Rynki akcji w błyskawicznym tempie przeszły od bagatelizowania sprawy koronawirusa do nagłej paniki na tym punkcie. Bez wątpienia sprawa jest w fazie rozwojowej i ten czynnik ryzyka nie zniknie z dnia na dzień.

Ale pamiętajmy też o szerszym kontekście obecnej sytuacji. Najnowszy, wstępny odczyt wskaźnika PMI dla przemysłu w strefie pokazał ciąg dalszy ożywienia – indykator zawędrował do poziomu najwyższego od 12 miesięcy (49,1 pkt). Innymi słowy, począwszy od jesieni ub.r. mamy próby przejścia gospodarki europejskiej – i ogólnie globalnej – z fazy spowolnienia/zadyszki (rozpoczętej na początku 2018 r.) do fazy przyspieszenia/ożywienia.

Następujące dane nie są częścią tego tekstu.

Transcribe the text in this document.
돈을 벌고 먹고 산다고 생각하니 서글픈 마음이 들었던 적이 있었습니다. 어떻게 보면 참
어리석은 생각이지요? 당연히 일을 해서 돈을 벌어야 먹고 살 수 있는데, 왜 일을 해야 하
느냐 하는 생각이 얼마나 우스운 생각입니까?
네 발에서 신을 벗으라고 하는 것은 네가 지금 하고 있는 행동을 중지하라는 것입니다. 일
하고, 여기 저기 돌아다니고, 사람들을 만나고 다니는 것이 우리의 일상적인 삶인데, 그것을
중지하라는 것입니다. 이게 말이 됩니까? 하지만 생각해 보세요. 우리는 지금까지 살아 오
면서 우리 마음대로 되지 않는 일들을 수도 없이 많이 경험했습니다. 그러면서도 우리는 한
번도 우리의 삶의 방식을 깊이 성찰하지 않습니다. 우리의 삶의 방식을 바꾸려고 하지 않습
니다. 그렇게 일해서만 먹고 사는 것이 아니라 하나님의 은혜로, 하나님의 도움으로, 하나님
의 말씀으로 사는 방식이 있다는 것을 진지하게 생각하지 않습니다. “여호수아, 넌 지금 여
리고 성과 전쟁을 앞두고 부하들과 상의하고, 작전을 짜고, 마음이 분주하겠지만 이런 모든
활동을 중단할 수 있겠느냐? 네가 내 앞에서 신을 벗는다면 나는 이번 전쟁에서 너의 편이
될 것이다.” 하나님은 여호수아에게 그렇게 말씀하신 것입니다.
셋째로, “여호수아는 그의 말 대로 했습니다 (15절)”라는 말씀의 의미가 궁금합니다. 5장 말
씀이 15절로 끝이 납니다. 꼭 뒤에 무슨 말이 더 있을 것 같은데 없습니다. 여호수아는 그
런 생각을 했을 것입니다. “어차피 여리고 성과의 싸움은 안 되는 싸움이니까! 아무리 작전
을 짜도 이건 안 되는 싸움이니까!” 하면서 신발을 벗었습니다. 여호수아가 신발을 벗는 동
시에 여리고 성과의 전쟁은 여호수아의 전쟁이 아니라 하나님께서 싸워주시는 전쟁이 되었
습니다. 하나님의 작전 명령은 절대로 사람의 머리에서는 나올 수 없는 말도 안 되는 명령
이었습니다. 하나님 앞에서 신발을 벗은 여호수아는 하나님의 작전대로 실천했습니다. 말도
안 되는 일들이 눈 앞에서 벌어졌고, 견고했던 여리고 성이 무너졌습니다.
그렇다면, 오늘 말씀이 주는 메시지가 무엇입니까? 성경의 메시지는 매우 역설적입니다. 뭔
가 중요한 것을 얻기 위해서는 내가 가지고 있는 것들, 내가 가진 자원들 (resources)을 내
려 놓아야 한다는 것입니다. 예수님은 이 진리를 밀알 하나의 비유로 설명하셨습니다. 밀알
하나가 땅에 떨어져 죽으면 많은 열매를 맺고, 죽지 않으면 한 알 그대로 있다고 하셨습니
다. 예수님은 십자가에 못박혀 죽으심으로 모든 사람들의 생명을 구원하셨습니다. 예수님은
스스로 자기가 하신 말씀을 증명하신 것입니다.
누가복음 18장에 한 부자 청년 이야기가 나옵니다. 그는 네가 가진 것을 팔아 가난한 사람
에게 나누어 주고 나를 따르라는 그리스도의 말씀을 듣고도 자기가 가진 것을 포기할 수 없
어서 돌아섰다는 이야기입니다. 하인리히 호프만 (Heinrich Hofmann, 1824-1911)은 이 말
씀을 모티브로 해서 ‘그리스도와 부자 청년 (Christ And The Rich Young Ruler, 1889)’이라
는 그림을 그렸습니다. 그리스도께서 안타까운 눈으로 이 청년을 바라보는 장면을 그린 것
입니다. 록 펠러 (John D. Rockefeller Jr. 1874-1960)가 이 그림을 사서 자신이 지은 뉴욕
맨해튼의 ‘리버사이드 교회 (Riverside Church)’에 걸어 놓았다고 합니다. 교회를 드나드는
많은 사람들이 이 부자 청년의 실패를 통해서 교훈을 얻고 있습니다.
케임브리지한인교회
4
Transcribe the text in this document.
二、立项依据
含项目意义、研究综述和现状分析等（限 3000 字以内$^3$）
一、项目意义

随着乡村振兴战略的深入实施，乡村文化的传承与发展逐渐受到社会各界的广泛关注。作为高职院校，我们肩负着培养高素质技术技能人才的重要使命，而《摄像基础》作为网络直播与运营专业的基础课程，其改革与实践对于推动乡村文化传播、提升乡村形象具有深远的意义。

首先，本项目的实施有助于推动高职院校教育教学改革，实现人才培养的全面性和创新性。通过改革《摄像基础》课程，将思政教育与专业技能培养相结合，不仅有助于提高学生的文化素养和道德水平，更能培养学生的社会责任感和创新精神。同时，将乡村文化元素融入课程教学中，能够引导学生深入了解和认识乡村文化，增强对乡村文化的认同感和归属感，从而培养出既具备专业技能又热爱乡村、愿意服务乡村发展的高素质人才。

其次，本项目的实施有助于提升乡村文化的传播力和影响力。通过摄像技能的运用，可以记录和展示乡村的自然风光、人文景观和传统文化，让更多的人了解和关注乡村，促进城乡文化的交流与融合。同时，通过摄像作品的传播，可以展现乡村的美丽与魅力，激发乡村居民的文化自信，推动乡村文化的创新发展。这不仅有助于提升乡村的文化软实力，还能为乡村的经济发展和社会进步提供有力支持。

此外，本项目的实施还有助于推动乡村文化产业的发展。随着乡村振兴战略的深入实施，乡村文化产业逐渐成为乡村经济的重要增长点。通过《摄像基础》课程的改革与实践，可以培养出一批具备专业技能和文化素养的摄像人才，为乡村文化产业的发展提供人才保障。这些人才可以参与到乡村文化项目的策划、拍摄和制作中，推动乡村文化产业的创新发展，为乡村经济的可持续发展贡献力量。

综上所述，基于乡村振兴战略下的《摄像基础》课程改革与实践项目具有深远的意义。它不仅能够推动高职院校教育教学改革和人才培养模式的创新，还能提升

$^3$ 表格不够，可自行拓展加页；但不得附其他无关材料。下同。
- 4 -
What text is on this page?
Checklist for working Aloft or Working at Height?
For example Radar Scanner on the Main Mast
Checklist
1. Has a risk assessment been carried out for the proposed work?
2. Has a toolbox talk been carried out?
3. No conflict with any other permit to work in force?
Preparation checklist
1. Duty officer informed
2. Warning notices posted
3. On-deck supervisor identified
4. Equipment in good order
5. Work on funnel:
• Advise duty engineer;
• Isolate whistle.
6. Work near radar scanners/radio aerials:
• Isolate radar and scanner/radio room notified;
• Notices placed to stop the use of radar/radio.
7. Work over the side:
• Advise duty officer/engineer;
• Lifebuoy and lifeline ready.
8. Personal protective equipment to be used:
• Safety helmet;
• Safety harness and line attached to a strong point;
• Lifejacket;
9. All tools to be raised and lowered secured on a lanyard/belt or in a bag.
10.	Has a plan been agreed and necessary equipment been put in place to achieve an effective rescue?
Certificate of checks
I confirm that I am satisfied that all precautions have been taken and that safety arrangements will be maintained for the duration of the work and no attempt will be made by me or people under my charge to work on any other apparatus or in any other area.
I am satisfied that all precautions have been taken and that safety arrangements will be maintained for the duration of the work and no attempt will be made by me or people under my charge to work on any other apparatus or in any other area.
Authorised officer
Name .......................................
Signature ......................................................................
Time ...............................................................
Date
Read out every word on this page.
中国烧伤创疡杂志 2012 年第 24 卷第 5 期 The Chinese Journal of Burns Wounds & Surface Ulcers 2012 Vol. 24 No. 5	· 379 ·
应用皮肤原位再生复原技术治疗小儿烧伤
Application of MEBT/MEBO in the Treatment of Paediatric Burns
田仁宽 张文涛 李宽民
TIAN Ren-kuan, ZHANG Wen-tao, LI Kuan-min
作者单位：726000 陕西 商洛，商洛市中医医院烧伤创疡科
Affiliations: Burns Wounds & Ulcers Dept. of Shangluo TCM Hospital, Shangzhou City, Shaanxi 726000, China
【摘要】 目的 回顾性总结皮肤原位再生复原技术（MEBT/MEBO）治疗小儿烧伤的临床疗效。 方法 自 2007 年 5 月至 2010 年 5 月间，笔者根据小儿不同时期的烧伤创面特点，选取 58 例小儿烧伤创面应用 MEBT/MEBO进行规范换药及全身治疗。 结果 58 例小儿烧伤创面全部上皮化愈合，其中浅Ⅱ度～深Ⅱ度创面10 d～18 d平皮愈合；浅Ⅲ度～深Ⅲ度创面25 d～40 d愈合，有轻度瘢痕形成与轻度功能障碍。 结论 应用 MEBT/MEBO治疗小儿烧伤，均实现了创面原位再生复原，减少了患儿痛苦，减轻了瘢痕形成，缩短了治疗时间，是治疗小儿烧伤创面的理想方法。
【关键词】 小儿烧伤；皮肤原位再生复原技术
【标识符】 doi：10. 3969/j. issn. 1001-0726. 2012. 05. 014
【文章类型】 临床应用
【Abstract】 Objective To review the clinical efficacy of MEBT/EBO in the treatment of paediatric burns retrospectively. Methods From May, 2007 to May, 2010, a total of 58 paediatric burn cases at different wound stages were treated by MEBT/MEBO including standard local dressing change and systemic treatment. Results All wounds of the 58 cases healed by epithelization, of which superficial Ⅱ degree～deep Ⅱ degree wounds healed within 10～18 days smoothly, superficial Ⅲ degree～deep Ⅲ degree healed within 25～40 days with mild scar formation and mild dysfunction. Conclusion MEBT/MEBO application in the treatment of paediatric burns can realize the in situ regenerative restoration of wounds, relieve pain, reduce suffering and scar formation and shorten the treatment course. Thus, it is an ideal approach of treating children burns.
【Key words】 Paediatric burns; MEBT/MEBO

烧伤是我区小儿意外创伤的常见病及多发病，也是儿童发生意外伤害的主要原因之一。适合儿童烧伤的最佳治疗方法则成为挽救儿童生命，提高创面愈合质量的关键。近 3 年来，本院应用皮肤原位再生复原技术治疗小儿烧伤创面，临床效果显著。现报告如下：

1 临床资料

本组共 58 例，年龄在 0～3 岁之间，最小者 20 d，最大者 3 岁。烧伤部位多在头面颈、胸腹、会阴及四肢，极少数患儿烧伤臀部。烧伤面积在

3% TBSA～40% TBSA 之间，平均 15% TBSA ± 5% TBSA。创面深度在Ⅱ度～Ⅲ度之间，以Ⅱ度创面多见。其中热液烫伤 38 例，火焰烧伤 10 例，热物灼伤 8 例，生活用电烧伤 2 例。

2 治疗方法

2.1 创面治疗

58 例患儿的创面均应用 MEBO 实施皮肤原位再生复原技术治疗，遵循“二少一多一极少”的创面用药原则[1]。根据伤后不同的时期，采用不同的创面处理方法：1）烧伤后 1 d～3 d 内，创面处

Z rynkowego punktu widzenia wydaje się zatem, że o ile w fazie spowolnienia epidemia wirusa byłaby postrzegana jako kolejny czynnik pchający gospodarkę ku recesji, to w warunkach wejścia w fazę ożywienia sprawa może być postrzegana jako czynnik „jedynie" osłabiający lub nieco odsuwający w czasie owe ożywienie. Szczególnie że do tego dochodzi jeszcze sprzyjająca rynkom polityka banków centralnych (a pamiętajmy, że wcale nie była ona sprzyjająca w okresie, gdy gospodarki dopiero wchodziły w fazę spowolnienia).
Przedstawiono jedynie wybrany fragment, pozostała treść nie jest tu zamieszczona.